First of all, sorry for the unspecific title, but can't think of a better one..
Here's an argument.
Let $F$ be a set in a metric space $X$ and $A$ be the set of all isolated points of $F$. Then, $\overline F \setminus A$ is closed and is the set of all limit points of $F$. Since $F\setminus A \subset \overline F \setminus A$, $\overline {F\setminus A} \subset \overline F \setminus A$.
Now, fix $x\in \overline F \setminus A$. Suppose $x\notin \overline {F\setminus A}$. Then there exists $r>0$ such that $B(x,r)\cap (F\setminus A)\setminus \{x\} = \emptyset$. Since $x\notin F\setminus A$, $B(x,r)\cap (F\setminus A) = \emptyset$.

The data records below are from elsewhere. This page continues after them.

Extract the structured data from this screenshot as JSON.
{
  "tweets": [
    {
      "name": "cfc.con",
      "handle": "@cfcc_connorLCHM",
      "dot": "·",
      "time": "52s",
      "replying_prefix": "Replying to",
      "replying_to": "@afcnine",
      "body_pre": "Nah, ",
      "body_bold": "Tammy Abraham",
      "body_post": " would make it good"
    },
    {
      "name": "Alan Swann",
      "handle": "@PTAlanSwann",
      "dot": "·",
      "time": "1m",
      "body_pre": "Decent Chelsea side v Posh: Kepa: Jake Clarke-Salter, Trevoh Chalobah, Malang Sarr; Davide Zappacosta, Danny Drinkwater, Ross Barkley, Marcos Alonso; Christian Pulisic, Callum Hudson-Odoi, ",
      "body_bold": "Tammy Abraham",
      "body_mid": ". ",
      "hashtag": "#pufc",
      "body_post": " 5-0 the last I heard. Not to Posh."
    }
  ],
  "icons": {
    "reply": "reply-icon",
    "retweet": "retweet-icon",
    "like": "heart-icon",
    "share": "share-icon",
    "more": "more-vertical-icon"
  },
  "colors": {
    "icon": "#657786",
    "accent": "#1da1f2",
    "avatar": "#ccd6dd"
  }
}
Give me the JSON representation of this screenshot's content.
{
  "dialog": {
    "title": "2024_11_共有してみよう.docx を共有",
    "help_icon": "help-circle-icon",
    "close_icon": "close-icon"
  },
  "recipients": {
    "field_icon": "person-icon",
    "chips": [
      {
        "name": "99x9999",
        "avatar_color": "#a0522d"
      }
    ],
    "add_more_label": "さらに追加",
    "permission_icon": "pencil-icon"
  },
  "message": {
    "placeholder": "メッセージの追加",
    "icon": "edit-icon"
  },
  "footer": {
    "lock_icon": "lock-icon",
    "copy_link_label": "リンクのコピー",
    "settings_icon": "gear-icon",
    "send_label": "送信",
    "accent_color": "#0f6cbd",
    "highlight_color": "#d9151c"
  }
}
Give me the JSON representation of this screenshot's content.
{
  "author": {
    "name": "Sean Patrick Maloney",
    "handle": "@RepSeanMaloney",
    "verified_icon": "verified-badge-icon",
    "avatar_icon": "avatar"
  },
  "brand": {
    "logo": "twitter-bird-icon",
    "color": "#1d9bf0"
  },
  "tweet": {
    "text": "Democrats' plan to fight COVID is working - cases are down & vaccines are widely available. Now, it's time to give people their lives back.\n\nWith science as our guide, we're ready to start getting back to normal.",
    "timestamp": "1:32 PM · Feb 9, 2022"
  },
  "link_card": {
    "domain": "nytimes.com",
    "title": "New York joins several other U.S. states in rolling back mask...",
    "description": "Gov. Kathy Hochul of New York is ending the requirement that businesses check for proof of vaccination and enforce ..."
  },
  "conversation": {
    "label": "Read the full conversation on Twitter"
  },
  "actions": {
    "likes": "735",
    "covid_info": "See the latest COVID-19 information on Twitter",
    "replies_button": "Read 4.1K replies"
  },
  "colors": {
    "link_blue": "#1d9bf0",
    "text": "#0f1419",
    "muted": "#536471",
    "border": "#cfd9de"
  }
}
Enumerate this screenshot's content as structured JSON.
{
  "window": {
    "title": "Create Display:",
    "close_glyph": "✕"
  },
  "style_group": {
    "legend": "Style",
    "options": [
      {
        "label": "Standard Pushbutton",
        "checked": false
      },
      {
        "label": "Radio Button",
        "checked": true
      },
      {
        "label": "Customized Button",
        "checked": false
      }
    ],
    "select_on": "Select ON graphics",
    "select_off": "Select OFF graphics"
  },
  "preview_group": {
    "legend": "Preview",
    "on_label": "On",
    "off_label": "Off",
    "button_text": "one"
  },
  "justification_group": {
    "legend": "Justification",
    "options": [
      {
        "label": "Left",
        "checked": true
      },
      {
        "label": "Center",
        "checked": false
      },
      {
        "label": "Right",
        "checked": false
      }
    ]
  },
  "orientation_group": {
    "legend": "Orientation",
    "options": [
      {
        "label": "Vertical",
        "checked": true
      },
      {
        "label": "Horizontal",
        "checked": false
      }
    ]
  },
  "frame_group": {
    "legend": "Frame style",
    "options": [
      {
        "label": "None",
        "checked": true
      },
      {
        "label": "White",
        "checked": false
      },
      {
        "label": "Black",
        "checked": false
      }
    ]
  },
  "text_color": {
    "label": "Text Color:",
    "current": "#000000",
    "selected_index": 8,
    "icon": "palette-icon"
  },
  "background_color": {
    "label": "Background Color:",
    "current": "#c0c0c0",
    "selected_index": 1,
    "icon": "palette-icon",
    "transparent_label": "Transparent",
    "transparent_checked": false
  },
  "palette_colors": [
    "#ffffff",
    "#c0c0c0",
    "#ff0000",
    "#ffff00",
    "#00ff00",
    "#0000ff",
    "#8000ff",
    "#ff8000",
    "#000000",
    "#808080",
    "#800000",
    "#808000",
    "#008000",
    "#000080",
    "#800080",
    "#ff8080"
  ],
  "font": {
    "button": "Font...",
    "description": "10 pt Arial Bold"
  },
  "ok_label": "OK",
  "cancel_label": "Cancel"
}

Since $x\in \overline F \setminus A$, $x$ is a limit point of $F$. Thus, $B(x,r)\cap F ≠ \emptyset$. Thus, $B(x,r)\cap F \subset A$ hence $x\in A$, which is a contradiction. Thus $\overline F \setminus A \subset \overline {F\setminus A}$.
Consequently, $\overline F \setminus A = \overline {F\setminus A}$. Q.E.D.
Consider a set $F=\{1/m \in \mathbb{R} | m \in \mathbb{N}\}$. This shows equality does not hold. Where in the argument is wrong and what kind of constraint should I mention?